Shane Gibson, an attorney with the city’s legal department, and the deputy controller, have been managing financial numbers and the payment of bills since Prestigiacomo’s death.

The city has received applications for controller, and Gahan anticipated Thursday making a hire in 10 to 14 days.

Gahan announced in May he would be seeking to hire a city engineer, as the city has been without one since 2010.

Several council members have called for the position to be filled, and Gahan said he wants to hire someone with project management and engineering experience.

The city engineer will assist the sewer and stormwater utilities as well as help oversee the implementation of large infrastructure and quality-of-life projects, Gahan said.

There’s definitely a need for a city engineer, the problem has been finding a qualified candidate willing to accept the offered salary, McLaughlin said.

The pay for the city engineer is expected to be about $70,000, but McLaughlin said highly qualified candidates can often receive more pay in the private sector.

He said an ideal candidate may be a retired engineer, or a young professional who’s just starting their career.

Kathy Wilkerson has served as the interim Parks Director for almost seven months, and though she has been asked to take the permanent job, she’s maintained her desire to return to recreation manager so she can focus on programming.

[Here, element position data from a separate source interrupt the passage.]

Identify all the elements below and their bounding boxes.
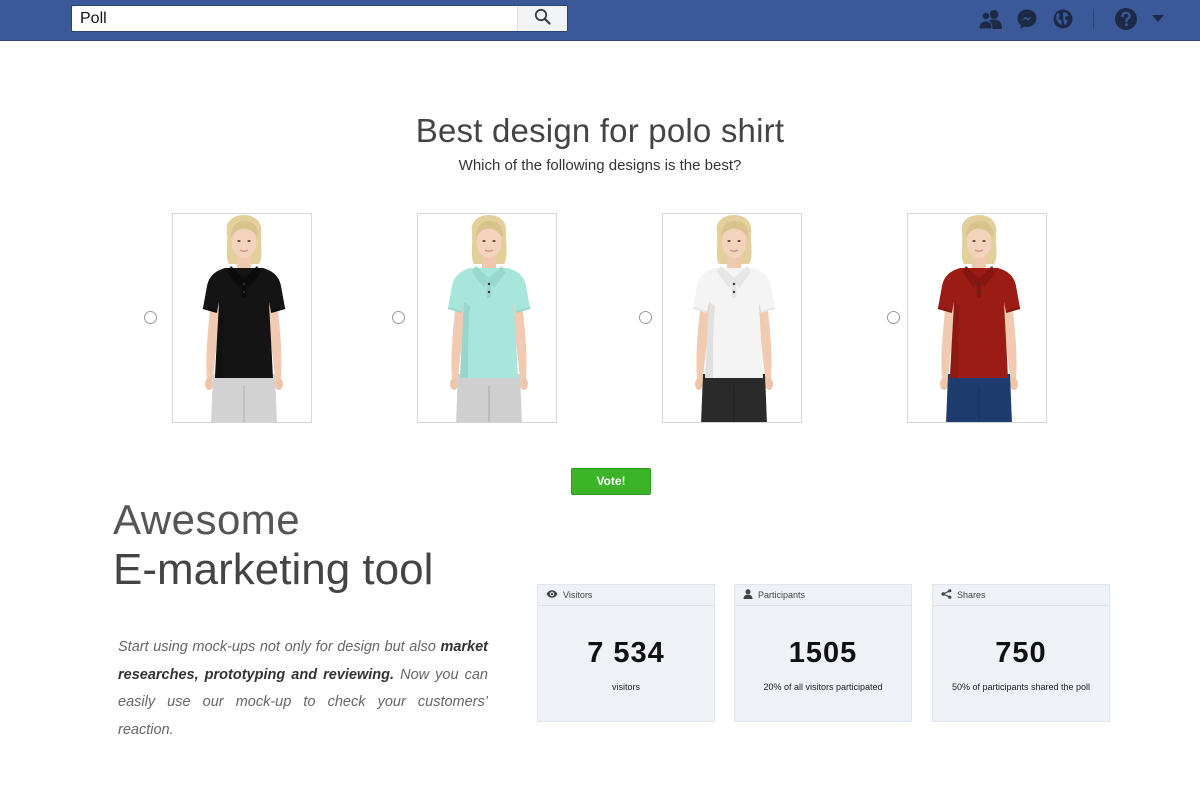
option-image-3[interactable] [662, 213, 802, 423]
globe-icon[interactable] [1049, 5, 1077, 32]
stat-card-visitors: Visitors 7 534 visitors [537, 584, 715, 722]
eye-icon [546, 590, 563, 600]
stat-label: Shares [957, 590, 986, 600]
stat-caption: visitors [611, 682, 640, 692]
stat-value: 750 [995, 637, 1047, 669]
stat-header: Participants [735, 585, 911, 606]
option-radio-1[interactable] [144, 311, 157, 324]
promo-text: Start using mock-ups not only for design… [118, 634, 488, 744]
top-navigation-bar [0, 0, 1200, 41]
stat-label: Participants [758, 590, 806, 600]
option-radio-4[interactable] [887, 311, 900, 324]
option-image-4[interactable] [907, 213, 1047, 423]
option-radio-3[interactable] [639, 311, 652, 324]
messenger-icon[interactable] [1013, 5, 1041, 32]
headline-line-2: E-marketing tool [113, 545, 434, 594]
poll-title: Best design for polo shirt [415, 112, 785, 149]
stat-header: Visitors [538, 585, 714, 606]
stat-header: Shares [933, 585, 1109, 606]
poll-question: Which of the following designs is the be… [458, 157, 742, 174]
option-image-1[interactable] [172, 213, 312, 423]
headline-line-1: Awesome [113, 496, 301, 543]
stat-value: 7 534 [587, 637, 665, 669]
share-icon [941, 589, 957, 601]
option-radio-2[interactable] [392, 311, 405, 324]
stat-label: Visitors [563, 590, 593, 600]
search-input[interactable] [72, 6, 517, 31]
stat-card-participants: Participants 1505 20% of all visitors pa… [734, 584, 912, 722]
search-icon [534, 8, 551, 30]
caret-down-icon[interactable] [1152, 15, 1164, 22]
stat-caption: 20% of all visitors participated [763, 682, 883, 692]
option-image-2[interactable] [417, 213, 557, 423]
user-icon [743, 589, 758, 601]
nav-icons [969, 5, 1164, 32]
stat-card-shares: Shares 750 50% of participants shared th… [932, 584, 1110, 722]
friends-icon[interactable] [977, 5, 1005, 32]
promo-text-part-1: Start using mock-ups not only for design… [118, 639, 441, 655]
stat-value: 1505 [788, 637, 858, 669]
search-button[interactable] [517, 6, 567, 31]
nav-separator [1093, 8, 1094, 29]
help-icon[interactable] [1112, 5, 1140, 32]
vote-button[interactable]: Vote! [571, 468, 651, 495]
search-box [71, 5, 568, 32]
stat-caption: 50% of participants shared the poll [951, 682, 1091, 692]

Gahan said the city has received applications from several qualified people for parks superintendent, and that a hire should also be made for that position within two weeks.

McLaughlin said the superintendent should be able to lead the new parks department because the city operates autonomously from Floyd County for the first time in almost two decades.

“We’d really like to see some things start happening with the parks, and not just the huge projects,” he said.

The city will start construction on an outdoor aquatic center and multiuse recreational facility within a year, as well as renovating Binford Park.